Shortly after, we left the art studio with our instruments. The intended procession of 100 ballooned to several hundred as we walked over bridges and through neighborhoods trekking the mile to the burn site. Right before arrival, I assumed my wing-holding duty as a puppeteer for the first time in my life. Grasping the bamboo pole, I upheld the left wing of a 30-foot white fabric bird parading around the wooden phoenix.
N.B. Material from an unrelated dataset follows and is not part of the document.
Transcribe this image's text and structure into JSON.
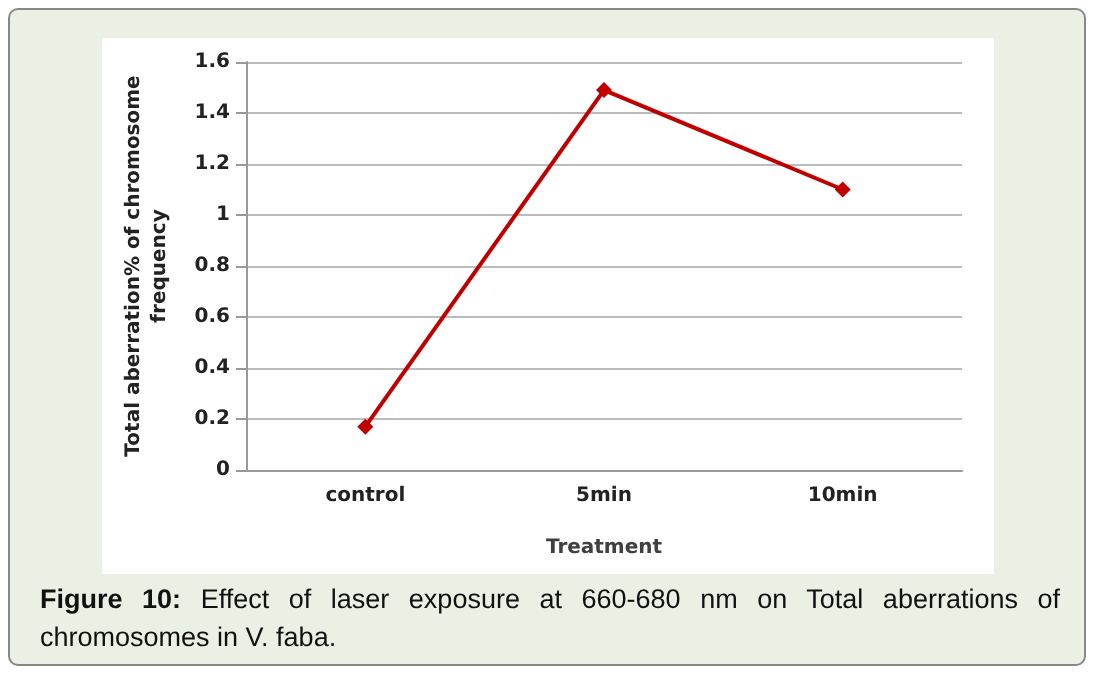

We wound our way through the drummers and dancers and stopped at regular intervals to hype up the crowd circling, circling, feeling the energy and anticipation of everyone awaiting the main event.
We were told to clear the space, making room for the four people entering with lit torches, Survivor-style, that circled the phoenix, readying us for our lesson in impermanence.
This phoenix, which takes 3 months to build, was completed in December 2024 and meant for ceremony on the winter solstice, but a drought and burn bans delayed things until Imbolc. Imbolc, St. Brigid’s Day, a festival of renewal, fire and fertility, is held on the halfway point between the winter and spring equinox.
As I watched the torches draw closer to the phoenix and set the structure ablaze, I couldn’t help but flash to the current state of things in our state, our country, the upheaval happening within me as a result of all that was going on outside of me.
And I stilled,
We all stilled.
And watched in awe and reverence at the mighty elements raging.
In that moment, I realized that when I make space for possibility, magic happens.
When I let go of the need to control, when I surrender how I think something should look or feel or go, there is an opportunity for something so much greater to arise.
I wanted to push and pull and coerce my way into attending the Firebird Festival. Instead, when I surrendered to the Universe and opened my heart to whatever might arise, epic possibility rushed in.
And so it begins, this chapter of trusting and opening to magic and delight and rebirth.